The Dangers of an Active Life without an Interior Life: Part Six

We took a little break from our reproduction of Dom Chautard's notes on "The Active Worker with no Interior Life," of which there have been five parts thus far. Much of our time thus far has been taken up with the state of the soul as it gradually abandons the interior life in favor of an active life. It makes for terrifying reading.

There is hope for a soul who has fallen into the heresy of good works, as there is for any soul who has fallen into heresy, at least until the death of its bodily container. 

But in order to aspire to hope from heresy, the soul must understand how deep they are in heresy.

How, then, does a soul get there? That, friends, is what Dom Chautard, is about to detail, in what he helpfully calls "stages."

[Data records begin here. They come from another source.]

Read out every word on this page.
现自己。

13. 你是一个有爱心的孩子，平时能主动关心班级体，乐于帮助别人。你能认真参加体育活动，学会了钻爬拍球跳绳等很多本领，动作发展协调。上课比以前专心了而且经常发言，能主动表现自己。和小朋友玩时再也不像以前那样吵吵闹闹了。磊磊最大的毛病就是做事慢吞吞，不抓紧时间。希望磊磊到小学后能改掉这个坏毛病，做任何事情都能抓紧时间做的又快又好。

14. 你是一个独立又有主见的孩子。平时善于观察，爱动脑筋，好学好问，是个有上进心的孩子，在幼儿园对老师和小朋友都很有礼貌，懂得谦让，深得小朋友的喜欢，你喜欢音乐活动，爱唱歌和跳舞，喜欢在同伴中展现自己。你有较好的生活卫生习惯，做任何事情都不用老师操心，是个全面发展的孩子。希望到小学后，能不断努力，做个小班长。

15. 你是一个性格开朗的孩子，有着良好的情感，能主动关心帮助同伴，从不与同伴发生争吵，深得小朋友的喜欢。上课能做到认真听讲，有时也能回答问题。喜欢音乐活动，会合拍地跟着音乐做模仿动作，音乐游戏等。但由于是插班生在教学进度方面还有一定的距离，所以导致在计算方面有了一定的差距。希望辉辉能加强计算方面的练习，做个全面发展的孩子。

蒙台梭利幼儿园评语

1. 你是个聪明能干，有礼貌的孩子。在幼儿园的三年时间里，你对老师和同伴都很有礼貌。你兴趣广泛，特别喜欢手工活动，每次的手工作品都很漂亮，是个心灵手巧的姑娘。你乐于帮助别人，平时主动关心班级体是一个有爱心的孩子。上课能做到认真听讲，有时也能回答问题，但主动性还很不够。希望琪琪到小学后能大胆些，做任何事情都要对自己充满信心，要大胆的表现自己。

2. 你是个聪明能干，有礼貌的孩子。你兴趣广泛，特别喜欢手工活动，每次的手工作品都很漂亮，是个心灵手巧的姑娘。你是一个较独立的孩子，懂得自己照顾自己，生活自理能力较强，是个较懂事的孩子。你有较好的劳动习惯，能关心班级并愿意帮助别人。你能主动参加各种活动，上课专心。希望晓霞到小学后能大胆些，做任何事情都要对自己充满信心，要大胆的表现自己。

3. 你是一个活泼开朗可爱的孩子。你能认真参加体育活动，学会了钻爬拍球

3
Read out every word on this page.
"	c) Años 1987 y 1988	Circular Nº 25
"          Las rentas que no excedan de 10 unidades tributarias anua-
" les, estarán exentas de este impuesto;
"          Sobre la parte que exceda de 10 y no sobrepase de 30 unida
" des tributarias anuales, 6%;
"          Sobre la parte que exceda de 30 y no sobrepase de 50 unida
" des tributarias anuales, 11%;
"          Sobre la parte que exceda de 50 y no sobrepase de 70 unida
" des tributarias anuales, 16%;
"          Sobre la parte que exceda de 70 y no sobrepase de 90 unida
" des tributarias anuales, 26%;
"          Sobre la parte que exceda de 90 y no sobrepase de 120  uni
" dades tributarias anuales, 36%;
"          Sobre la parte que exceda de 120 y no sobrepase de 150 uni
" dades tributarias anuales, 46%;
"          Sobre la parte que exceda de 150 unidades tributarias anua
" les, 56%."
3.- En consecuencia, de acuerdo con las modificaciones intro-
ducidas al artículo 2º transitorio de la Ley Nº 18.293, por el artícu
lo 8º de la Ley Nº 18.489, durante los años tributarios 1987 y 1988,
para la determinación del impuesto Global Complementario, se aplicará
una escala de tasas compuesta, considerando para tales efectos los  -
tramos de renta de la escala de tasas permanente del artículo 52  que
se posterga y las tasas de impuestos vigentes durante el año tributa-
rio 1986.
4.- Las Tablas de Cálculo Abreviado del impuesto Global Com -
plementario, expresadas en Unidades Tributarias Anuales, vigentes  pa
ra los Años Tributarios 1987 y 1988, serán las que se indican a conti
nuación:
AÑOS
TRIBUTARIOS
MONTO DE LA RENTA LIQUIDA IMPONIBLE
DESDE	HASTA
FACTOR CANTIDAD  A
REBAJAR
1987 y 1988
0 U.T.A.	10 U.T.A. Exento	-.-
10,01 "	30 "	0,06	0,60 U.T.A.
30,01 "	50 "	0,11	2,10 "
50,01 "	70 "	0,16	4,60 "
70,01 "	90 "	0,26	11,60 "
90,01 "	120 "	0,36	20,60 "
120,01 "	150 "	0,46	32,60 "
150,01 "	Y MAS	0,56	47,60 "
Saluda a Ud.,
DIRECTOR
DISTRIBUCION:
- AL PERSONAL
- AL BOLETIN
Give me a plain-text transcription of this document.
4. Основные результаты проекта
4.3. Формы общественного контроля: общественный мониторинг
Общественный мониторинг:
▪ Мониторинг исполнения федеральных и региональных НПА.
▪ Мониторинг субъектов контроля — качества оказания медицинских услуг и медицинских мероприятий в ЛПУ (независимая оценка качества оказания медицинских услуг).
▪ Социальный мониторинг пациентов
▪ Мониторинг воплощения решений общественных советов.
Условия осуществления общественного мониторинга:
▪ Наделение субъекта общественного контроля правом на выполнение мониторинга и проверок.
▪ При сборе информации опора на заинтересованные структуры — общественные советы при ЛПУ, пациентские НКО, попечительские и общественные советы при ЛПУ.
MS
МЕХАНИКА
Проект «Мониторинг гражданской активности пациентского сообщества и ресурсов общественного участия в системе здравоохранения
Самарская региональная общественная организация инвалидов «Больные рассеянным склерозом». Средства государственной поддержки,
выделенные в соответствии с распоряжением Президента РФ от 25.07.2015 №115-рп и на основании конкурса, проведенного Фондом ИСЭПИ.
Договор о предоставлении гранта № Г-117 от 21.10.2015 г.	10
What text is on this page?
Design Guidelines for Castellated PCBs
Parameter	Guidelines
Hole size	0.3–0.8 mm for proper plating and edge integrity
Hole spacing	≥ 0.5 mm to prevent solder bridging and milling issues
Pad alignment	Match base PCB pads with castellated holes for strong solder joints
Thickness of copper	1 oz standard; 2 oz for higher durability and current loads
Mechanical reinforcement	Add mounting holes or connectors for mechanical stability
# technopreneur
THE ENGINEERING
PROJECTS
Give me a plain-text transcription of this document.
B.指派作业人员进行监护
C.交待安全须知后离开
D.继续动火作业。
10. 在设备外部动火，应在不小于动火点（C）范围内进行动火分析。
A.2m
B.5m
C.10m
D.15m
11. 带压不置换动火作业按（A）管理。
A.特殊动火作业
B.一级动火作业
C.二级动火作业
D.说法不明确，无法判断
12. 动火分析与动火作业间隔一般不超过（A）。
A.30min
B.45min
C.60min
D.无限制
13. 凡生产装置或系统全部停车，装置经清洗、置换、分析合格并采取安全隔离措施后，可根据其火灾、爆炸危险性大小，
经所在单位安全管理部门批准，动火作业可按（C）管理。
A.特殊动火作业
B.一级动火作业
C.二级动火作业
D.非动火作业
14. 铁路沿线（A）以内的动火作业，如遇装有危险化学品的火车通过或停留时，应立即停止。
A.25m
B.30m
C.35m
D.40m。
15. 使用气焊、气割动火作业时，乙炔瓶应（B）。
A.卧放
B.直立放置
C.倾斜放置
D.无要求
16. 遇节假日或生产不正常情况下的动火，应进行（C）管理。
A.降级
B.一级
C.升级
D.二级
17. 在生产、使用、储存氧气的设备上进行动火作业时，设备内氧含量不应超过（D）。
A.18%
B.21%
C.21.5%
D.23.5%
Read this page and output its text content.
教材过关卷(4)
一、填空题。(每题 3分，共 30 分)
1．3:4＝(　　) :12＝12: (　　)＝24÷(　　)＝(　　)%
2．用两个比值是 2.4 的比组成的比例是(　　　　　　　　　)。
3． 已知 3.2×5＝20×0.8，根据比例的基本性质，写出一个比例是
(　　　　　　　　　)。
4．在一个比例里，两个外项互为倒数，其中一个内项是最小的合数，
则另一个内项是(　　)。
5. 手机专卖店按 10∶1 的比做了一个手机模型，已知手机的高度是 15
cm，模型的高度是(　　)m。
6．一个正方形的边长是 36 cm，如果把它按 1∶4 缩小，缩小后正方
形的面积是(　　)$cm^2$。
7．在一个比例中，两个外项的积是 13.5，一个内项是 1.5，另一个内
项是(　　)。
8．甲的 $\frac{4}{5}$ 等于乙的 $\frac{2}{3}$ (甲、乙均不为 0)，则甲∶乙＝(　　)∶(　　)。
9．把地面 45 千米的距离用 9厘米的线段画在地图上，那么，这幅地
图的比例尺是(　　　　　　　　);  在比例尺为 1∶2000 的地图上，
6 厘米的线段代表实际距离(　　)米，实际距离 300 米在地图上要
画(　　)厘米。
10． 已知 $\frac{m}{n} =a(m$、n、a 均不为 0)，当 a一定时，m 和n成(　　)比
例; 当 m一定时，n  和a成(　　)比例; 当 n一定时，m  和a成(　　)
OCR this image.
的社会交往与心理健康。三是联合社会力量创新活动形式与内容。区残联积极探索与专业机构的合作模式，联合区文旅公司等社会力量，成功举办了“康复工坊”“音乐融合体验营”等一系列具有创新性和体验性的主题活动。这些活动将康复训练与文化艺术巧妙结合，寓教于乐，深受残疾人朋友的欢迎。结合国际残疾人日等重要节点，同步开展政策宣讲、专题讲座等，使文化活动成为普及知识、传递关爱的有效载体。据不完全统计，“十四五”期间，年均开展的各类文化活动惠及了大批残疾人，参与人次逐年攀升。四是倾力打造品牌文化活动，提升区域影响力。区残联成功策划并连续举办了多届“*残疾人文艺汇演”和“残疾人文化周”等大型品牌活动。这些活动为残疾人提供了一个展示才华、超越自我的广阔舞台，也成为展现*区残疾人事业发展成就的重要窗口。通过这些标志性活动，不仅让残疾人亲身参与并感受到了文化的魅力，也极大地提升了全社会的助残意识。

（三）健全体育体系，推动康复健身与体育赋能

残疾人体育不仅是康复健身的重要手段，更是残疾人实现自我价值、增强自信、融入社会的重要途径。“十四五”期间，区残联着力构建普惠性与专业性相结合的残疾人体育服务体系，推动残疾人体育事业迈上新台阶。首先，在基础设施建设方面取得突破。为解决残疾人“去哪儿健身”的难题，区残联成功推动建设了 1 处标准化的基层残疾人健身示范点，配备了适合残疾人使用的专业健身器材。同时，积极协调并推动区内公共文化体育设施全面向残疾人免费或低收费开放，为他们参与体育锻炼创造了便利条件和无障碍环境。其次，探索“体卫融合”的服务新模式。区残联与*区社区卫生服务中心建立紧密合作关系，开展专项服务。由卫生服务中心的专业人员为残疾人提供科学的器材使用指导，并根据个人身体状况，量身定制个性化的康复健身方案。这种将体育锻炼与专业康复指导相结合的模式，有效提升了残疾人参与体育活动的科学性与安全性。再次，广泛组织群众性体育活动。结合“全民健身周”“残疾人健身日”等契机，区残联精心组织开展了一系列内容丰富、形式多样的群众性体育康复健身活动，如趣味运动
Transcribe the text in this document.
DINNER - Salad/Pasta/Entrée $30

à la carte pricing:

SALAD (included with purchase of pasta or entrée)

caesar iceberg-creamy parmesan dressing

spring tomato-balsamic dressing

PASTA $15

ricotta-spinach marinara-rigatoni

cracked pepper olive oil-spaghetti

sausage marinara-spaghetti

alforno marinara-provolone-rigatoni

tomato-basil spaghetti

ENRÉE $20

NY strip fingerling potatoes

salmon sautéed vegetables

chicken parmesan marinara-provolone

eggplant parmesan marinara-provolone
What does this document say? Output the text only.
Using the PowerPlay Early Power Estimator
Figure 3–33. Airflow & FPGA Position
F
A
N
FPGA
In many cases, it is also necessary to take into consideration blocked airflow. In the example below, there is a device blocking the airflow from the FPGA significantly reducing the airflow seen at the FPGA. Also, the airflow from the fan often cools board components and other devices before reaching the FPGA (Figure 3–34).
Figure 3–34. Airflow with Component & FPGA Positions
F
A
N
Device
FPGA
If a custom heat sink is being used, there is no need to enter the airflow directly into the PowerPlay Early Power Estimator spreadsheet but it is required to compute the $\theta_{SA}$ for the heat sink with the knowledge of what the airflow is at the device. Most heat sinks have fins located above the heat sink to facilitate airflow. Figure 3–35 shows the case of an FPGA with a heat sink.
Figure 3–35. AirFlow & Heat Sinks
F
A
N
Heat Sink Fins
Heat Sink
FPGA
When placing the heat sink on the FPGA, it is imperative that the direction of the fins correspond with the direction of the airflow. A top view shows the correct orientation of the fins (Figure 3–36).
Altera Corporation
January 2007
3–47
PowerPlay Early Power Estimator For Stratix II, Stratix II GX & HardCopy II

Here, Dom Chautard begins his discussion of what is the first stage - the loss of supernatural foundations, which form the bedrock of the interior life: 
FIRST STAGE. The soul began by progressively losing the clarity and power (if ever it had any at all) of its convictions about the supernatural life, the supernatural world, and the economy of the plan and of the action of Our Lord with regard to the relation between the inner life of the apostle and his works. He ceases to see these works except through a delusive mirage. In a subtle way, vanity comes to act as a pedestal to his supposed good intentions. “What else can I do? God has given me the gift of oratory, and I thank Him for it,” was the reply made by a certain preacher, puffed up with vain complacency, and totally extroverted, to those who are flattering him. The soul seeks itself more than it seeks God. The foreground is completely taken up by reputation, glory, and personal interests. The text, “If I pleased men, I should not be the servant of Christ,” 12 becomes, to him, something altogether without meaning. Besides ignorance of principles, the lack of supernatural foundations which characterizes this stage has sometimes as its cause and sometimes as its immediate result, dissipation, forgetfulness of God’s presence, giving up ejaculatory prayers and custody of the heart, want of delicacy of conscience and of regularity of life. Tepidity is close at hand, if it has not already begun.
Friends, from here, everything falls. This is an example of gradualism - make one allowance for evil, and sooner or later, more and more evil will be tolerated, until, eventually, all evil will be tolerated. It is a pattern we see time and again throughout history, even in Catholicism's Golden Age, in various forms.

We can lose this clarity and power of our convictions of the supernatural life not just by the methods Dom Chautard puts up here. It can also happen when we begin to view Holy Mother Church as merely a vehicle of affirming our political ideologies - which is just as tragic, if not more so - and which many have done and continue to do.